Yes, they add up quite fast and gold in them is nice. I sometimes wonder that there may be probably more gold inside them on ram stick with 16 of them then plated on contact area aka finger. Well I try do do few more tests.
http://goldrefiningforum.com/phpBB3/viewtopic.php?f=52&t=11827


----------



## kjavanb123 (Nov 7, 2011)

kjavanb123 said:


> I went through the entire bag that contained the e-scraps and most of them are CD-ROM drive I guess, but could find the following cards which seem to be audio and graphic cards, which seem to have the fingers you mentioned in your post here. Please advise
> 
> View attachment 4
> 
> ...



I also messed around with the copper coils in this board, and It weighed around 2.75 grams what seems to be pure copper from on that board. So by doing the math here;

150 gram board has 2.75 grams of pure copper coil
100 grams is 100 x 2.75 / 150 = 1.82% copper. which is pretty good for mining world to have this grade copper. Just a thought.

Thanks
Kevin


----------



## Geo (Nov 7, 2011)

kjavanb123 said:


> kjavanb123 said:
> 
> 
> > I went through the entire bag that contained the e-scraps and most of them are CD-ROM drive I guess, but could find the following cards which seem to be audio and graphic cards, which seem to have the fingers you mentioned in your post here.

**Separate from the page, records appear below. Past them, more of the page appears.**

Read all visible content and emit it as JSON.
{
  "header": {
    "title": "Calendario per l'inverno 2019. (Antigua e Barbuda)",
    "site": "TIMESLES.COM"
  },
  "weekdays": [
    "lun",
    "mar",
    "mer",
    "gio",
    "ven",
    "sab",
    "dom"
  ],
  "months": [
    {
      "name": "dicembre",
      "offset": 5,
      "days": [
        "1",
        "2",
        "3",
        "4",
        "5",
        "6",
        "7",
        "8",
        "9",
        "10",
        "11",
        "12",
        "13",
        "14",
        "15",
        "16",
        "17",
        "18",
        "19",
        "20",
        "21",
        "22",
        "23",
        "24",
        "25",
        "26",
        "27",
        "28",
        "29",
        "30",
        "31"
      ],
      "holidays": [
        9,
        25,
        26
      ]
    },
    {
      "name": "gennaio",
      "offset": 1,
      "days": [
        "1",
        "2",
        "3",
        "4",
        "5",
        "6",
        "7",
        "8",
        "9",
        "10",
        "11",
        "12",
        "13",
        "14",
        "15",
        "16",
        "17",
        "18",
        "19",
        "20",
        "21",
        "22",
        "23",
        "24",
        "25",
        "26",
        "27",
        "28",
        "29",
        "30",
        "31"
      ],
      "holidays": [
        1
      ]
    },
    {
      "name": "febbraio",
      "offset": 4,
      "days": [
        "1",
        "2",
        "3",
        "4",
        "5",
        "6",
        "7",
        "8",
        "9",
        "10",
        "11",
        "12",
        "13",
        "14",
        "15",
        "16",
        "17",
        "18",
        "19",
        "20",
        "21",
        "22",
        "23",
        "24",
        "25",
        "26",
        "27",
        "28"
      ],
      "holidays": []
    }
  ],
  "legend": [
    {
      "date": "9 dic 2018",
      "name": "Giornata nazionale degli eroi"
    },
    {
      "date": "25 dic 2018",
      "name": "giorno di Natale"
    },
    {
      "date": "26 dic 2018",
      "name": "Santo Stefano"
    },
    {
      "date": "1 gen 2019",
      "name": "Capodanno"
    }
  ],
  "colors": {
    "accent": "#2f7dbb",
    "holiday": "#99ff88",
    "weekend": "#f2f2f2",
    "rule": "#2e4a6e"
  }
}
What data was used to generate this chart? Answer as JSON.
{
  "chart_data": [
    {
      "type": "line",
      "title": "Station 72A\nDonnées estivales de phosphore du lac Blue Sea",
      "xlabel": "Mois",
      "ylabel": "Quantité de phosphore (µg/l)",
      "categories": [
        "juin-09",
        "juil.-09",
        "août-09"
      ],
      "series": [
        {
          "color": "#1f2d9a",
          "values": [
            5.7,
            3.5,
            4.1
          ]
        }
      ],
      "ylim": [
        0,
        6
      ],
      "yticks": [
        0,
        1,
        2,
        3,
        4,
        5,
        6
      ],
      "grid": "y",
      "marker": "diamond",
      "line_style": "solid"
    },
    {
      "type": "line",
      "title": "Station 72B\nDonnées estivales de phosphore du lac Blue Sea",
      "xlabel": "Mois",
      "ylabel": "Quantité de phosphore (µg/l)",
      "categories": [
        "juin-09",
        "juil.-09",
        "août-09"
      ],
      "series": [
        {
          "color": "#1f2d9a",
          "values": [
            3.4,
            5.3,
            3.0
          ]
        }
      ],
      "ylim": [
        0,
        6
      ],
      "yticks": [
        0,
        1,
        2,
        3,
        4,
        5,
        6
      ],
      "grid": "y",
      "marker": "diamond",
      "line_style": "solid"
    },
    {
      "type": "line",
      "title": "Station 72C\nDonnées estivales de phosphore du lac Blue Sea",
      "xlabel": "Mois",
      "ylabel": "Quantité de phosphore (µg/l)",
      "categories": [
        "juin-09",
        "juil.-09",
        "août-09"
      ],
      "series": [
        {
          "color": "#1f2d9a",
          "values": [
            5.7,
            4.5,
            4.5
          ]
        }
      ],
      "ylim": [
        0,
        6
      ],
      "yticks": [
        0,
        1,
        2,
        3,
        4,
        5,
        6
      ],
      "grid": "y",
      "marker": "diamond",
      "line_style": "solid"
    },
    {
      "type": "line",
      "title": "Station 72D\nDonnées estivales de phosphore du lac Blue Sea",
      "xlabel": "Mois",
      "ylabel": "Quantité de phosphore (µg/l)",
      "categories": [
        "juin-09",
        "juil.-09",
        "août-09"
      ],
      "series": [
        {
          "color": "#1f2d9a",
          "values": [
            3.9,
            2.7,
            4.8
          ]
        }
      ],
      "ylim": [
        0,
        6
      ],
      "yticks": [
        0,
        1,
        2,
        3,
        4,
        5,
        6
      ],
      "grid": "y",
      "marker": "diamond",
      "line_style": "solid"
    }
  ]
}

Please advise
> ...


actually the copper content is much higher than that.most boards have multi-layer leads which means there is copper inside the board itself.the entire board would have to be processed to retrieve all the copper and that is a bare board,remember that all the components on the board will most likely have copper legs.with my meager math skills ive estimated the copper yield from the average mother board to be between 1.5 to 2 pounds of copper per board.


----------



## Claudie (Nov 7, 2011)

Geo said:


> kjavanb123 said:
> 
> 
> > kjavanb123 said:
> ...




I think the average motherboard from a common desktop computer only weighs about one pound, so there cannot be more Copper than the whole board weighs. :|


----------



## Geo (Nov 7, 2011)

im sorry about the misprint,it was late.i meant that weight in a PC,after reading it i realize i said mother board and didnt add the whole PC.


----------